David Baron
De feesten die Mozes aan Israël opdroeg om te vieren, waren niet alleen bedoeld om hen te herinneren aan Gods heilsdaden in het verleden. Het waren evenzovele profetieën over het verlossingswerk van de Messias.
In zijn boek Types, Psalms and Prophecies laat David Baron zien dat dat niet alleen geldt voor de voorjaarsfeesten Pesach en Sjawoe’ot (Wekenfeest) die vervuld werden met de dood en opstanding van de Messias resp. de Pinksterdag van Handelingen 2. Het geldt ook voor de najaarsfeesten. Met groot verlangen mogen we uitzien naar de profetische vervulling van Jom Kippoer (red.).
Dag van berouw en boetedoening
De Grote Verzoendag moet beschouwd worden als de ernstigste dag in Israëls feestcyclus. De rabbi's hebben deze dag van verzoening en reiniging (Lev. 16:30) ‘Dé Dag’ genoemd, om hem te onderscheiden van alle andere dagen van het jaar en de grootsheid en het belang ervan te benadrukken.

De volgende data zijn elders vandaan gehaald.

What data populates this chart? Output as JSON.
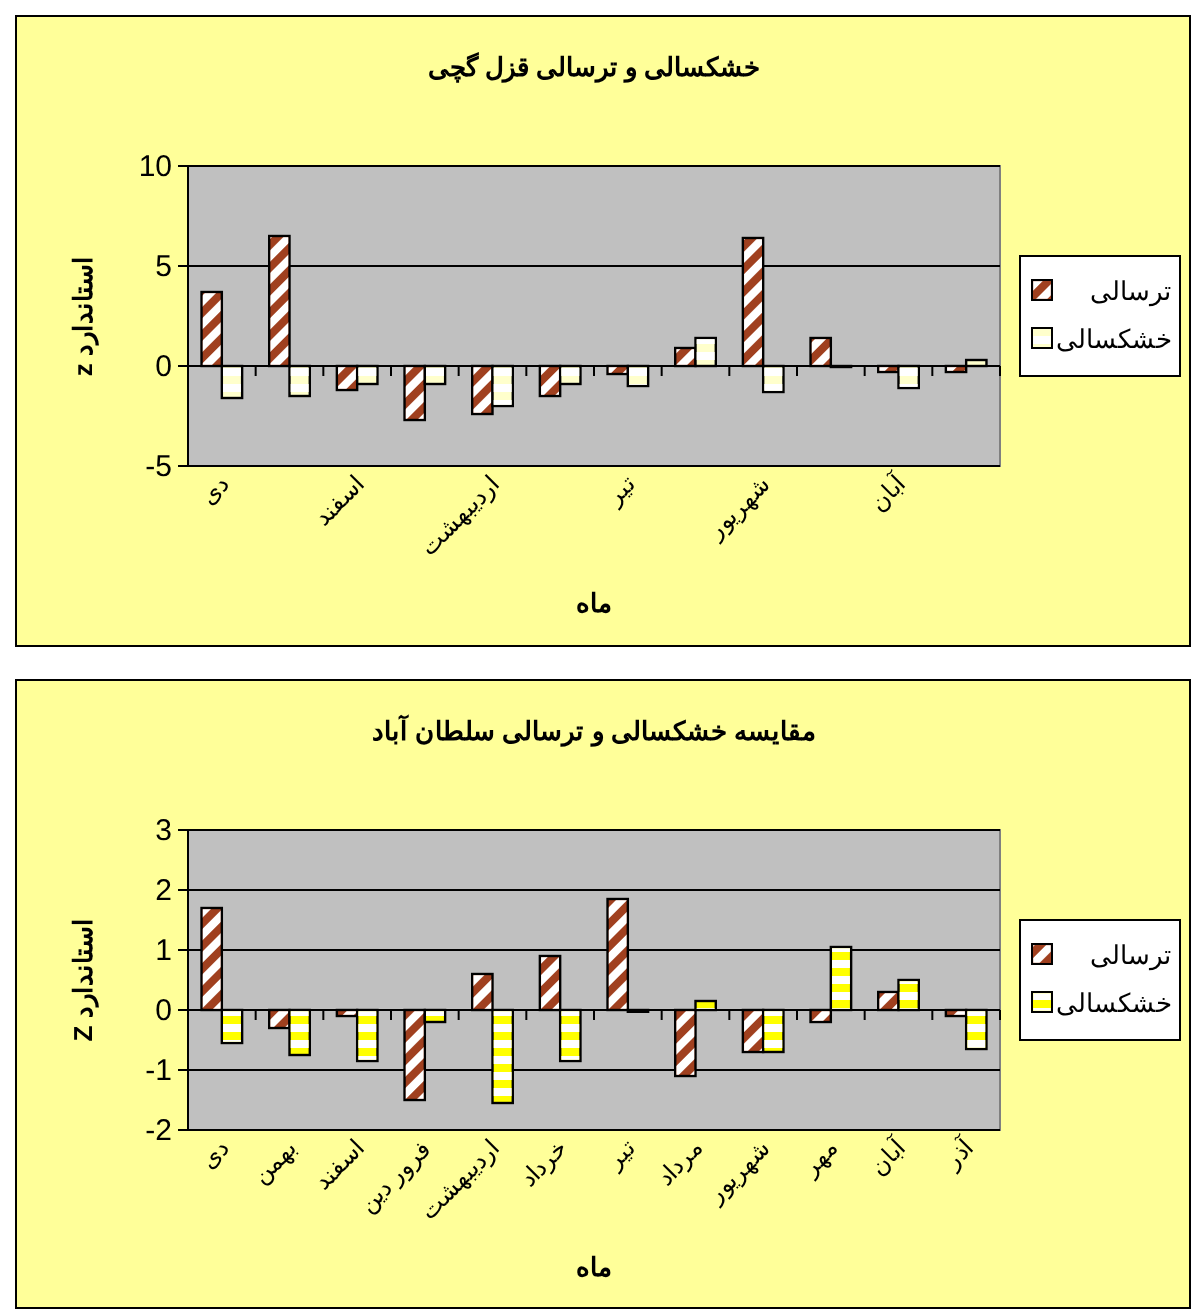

Het is opmerkelijk dat in de gewijde kalender van Leviticus 23 niet het offerritueel en de dienst van de hogepriester centraal staan maar de verootmoediging van de zijde van het volk. Het volk krijgt niet de opdracht om zich te verheugen, zoals bij de andere feesten. De normale bezigheden moet men staken en men moet zich helemaal overgeven aan berouw en boetedoening. Dit met het oog op de verzoening die op dat moment door Gods genadige beschikking voor hen bewerkt wordt.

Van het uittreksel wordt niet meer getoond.